Obsessive-Compulsive Disorder (OCD)
OCD includes uncontrollable obsessions. These are recurring thoughts or impulses that are intrusive or inappropriate and cause you anxiety; for example, coming into contact with dirt, germs, or “unclean” objects, doubts about locking doors or turning off machines or appliances, extreme orderliness, or aggressive impulses or thoughts (such as to yell “fire” in a crowded theater).
Compulsions can also be involved. Compulsions are repetitive behaviors; for example, cleaning your house constantly, washing your hands repeatedly, or showering many times a day.
In both cases, you realize your actions are excessive and unrea-sonable but you’re unable to stop them. make sure your stove is turned off or your doors are locked. Repeating a name, phrase, or action over and over also qualifies as a compulsion, as does taking an excessively slow and methodical approach to daily activities so that you spend hours organizing and arranging objects, or hoarding them. Hoarders are unable to throw away useless items, such as old newspapers, junk mail, even broken appliances. When hoarding reaches epic proportions, whole rooms can be filled with saved items .
OCD usually starts gradually, most often in adolescence or early adulthood. Unlike adults, children with OCD do not realize that their obsessions and compulsions are excessive.
To be diagnosed with this disorder, your obsessions and/or com-pulsions must take up at least one hour every day and interfere with normal routines (for example, if you can’t make left turns when driving), occupational functioning, social activities, or relationships. You may feel the need to avoid certain situations. If you’re obsessed with cleanliness, you may not be able to use public rest rooms.
Questions your physician may ask to determine whether you have OCD include …
1. Do you have unwanted ideas, images, or impulses that seem silly, nasty, or horrible?
2. Do you worry constantly about dirt, germs, or chemicals?
3. Are you excessively worried that something bad will happen if you forget something important, like turning off appliances or locking the door?

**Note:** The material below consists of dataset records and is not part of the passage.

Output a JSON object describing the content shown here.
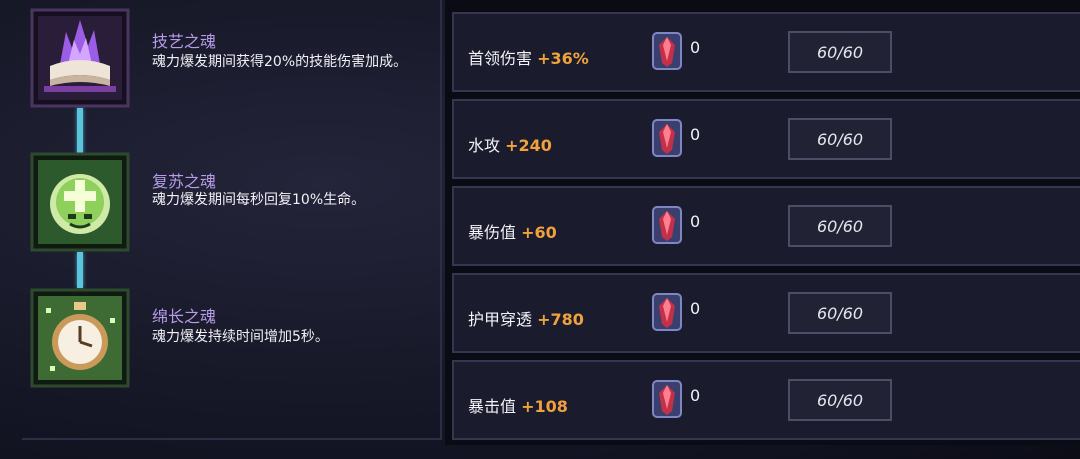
{
  "souls": [
    {
      "name": "技艺之魂",
      "desc": "魂力爆发期间获得20%的技能伤害加成。",
      "icon": "purple-flame-book-icon",
      "accent": "#b89ce8"
    },
    {
      "name": "复苏之魂",
      "desc": "魂力爆发期间每秒回复10%生命。",
      "icon": "green-regen-spirit-icon",
      "accent": "#b89ce8"
    },
    {
      "name": "绵长之魂",
      "desc": "魂力爆发持续时间增加5秒。",
      "icon": "pocket-watch-icon",
      "accent": "#b89ce8"
    }
  ],
  "stats": [
    {
      "label": "首领伤害",
      "bonus": "+36%",
      "gem_count": "0",
      "level": "60/60"
    },
    {
      "label": "水攻",
      "bonus": "+240",
      "gem_count": "0",
      "level": "60/60"
    },
    {
      "label": "暴伤值",
      "bonus": "+60",
      "gem_count": "0",
      "level": "60/60"
    },
    {
      "label": "护甲穿透",
      "bonus": "+780",
      "gem_count": "0",
      "level": "60/60"
    },
    {
      "label": "暴击值",
      "bonus": "+108",
      "gem_count": "0",
      "level": "60/60"
    }
  ],
  "colors": {
    "bonus": "#f0a13c",
    "connector": "#5ec4dc",
    "soul_name": "#b89ce8"
  },
  "gem_icon": "red-crystal-gem-icon"
}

4. Do you keep many things you don’t use because you can’t throw them away?
5. Do you avoid situations or people you worry about hurting by angry words or actions?
Laura, age thirty-one, could not leave her house unless she washed her hands ten times. She’d taken biochemistry in college and knew humans swim in a sea of bacteria and viruses and she feared the dirt and disease-causing organisms in her environment. The hand-washing seemed to help at first, but then her skin became chapped and red, and she knew she had to stop it. But no matter how hard she tried, she couldn’t stop washing. Her primary-care physician diagnosed her with obsessive-compulsive disorder and started to buy xanax regimen.